Interventional radiology procedures can be used to treat a number of these conditions, meaning that some of the common causes of female infertility can now be treated without surgery. Often, these treatments do not require hospitalisation or general anaesthesia and patients can resume their normal activities shortly after the procedure.
Minimally invasive treatments may also be an alternative to procedures such as hysterectomy, meaning that these procedures can help preserve fertility. This page will highlight two minimally invasive treatments for conditions that affect women, but interventional radiology can be used to treat many other conditions.

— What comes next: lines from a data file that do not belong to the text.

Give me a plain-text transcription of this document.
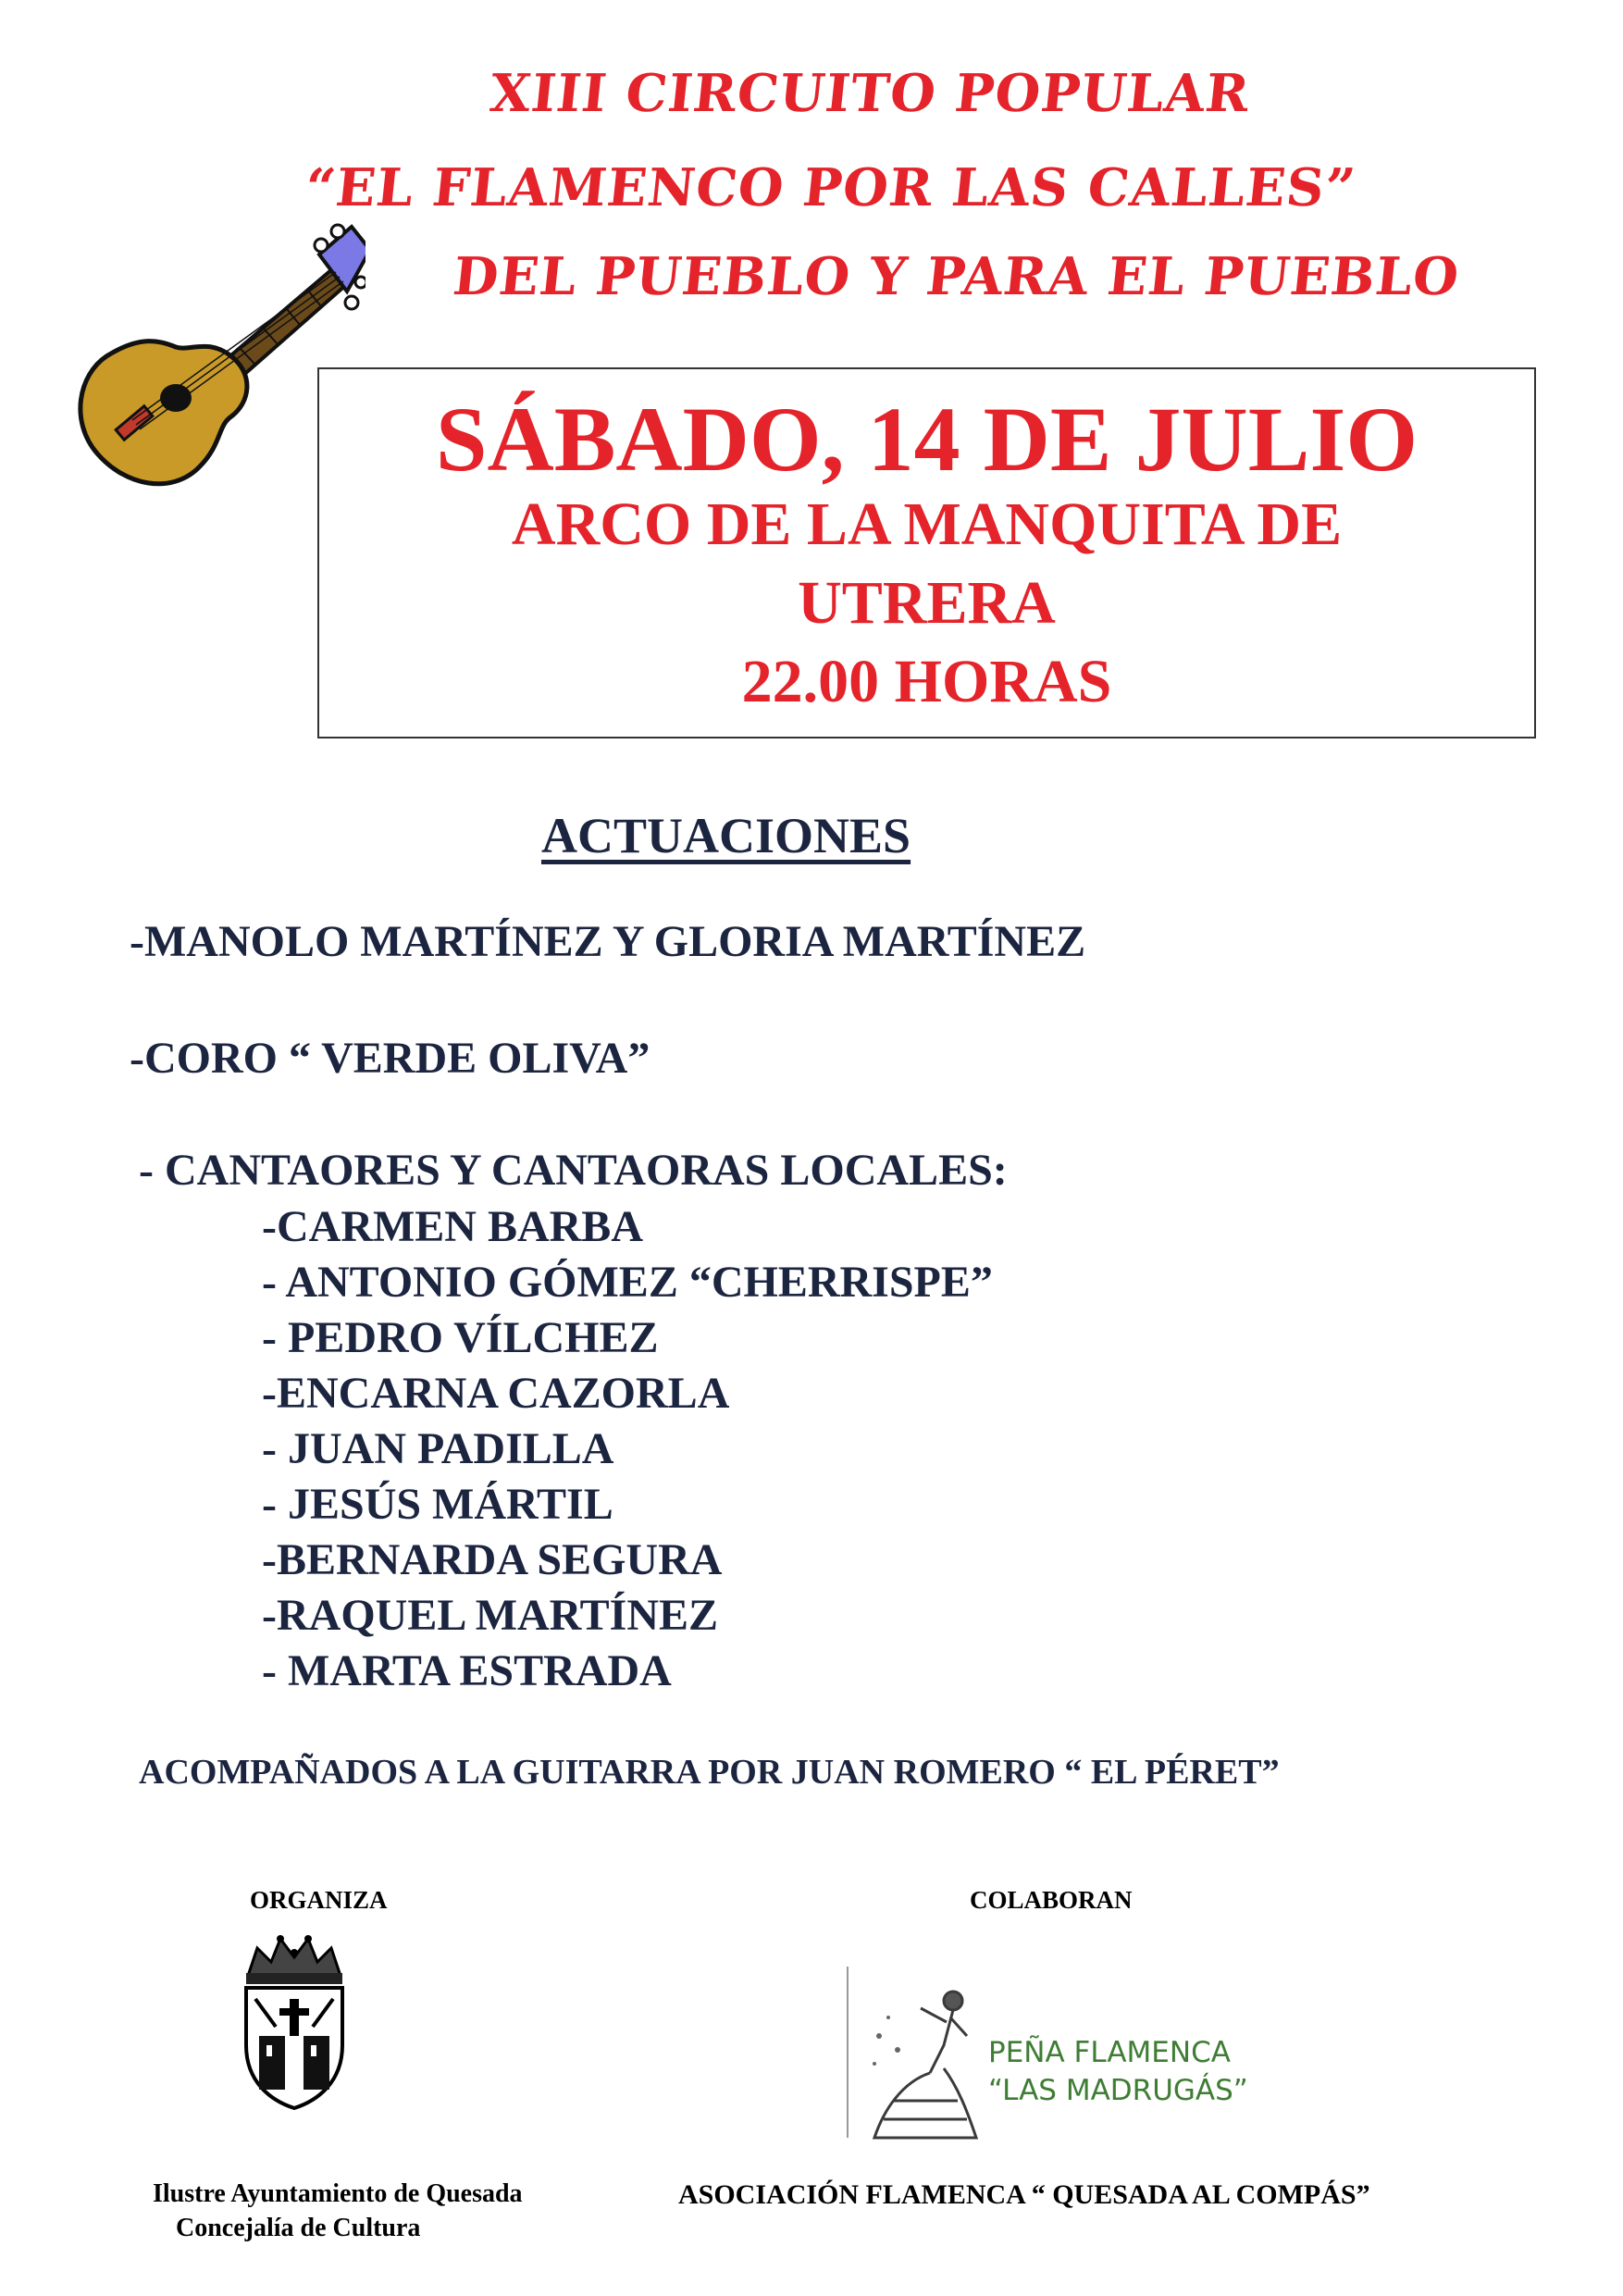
XIII CIRCUITO POPULAR
“EL FLAMENCO POR LAS CALLES”
DEL PUEBLO Y PARA EL PUEBLO
SÁBADO, 14 DE JULIO
ARCO DE LA MANQUITA DE
UTRERA
22.00 HORAS
ACTUACIONES
-MANOLO MARTÍNEZ Y GLORIA MARTÍNEZ
-CORO “ VERDE OLIVA”
- CANTAORES Y CANTAORAS LOCALES:
-CARMEN BARBA
- ANTONIO GÓMEZ “CHERRISPE”
- PEDRO VÍLCHEZ
-ENCARNA CAZORLA
- JUAN PADILLA
- JESÚS MÁRTIL
-BERNARDA SEGURA
-RAQUEL MARTÍNEZ
- MARTA ESTRADA
ACOMPAÑADOS A LA GUITARRA POR JUAN ROMERO “ EL PÉRET”
ORGANIZA	COLABORAN
PEÑA FLAMENCA
“LAS MADRUGÁS”
Ilustre Ayuntamiento de Quesada
Concejalía de Cultura
ASOCIACIÓN FLAMENCA “ QUESADA AL COMPÁS”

Interventional radiology can be used to treat blockage of the fallopian tubes, a cause of infertility. The procedure to treat this condition is called fallopian tube recanalisation.
Interventional radiology can also be used to treat fibroids, which cause many women pain and discomfort. Patients with this condition can be treated using a technique called uterine fibroid embolisation.
What are the treatment options available?
Fallopian tube recanalisation is a minimally invasive procedure in which blocked fallopian tubes are re-opened using microcatheters (very fine, flexible plastic tubes that are visible under X-ray) and microguidewires (thin and flexible wires over which a microcatheter can be inserted into the body), which the interventional radiologist places into the vagina and cervix.
The microcatheter is inserted through the fallopian tube over a microguidewire. This clears any blockages in the fallopian tubes and restores the connection between the uterus and the abdominal cavity. This procedure is also used to treat infertility caused by a blockage in the fallopian tubes.
Uterine fibroid embolisation aims to treat fibroids by preventing blood flow to the vessels which supply the fibroids whilst preserving blood flow to the surrounding areas. The interventional radiologist will usually insert a 2-3 mm catheter (tube) into a blood vessel in your groin and will use image guidance to guide the catheter to each uterine artery (right and left). They will then inject microparticles (resin particles smaller than a grain of sand) into the uterine arteries to stop blood flow to the fibroids.
Interventional radiology can be used to ease discomfort and restore fertility for certain conditions. Because these procedures are less invasive than surgery, they carry fewer risks and allow patients to resume normal activity sooner than if they had undergone open surgery.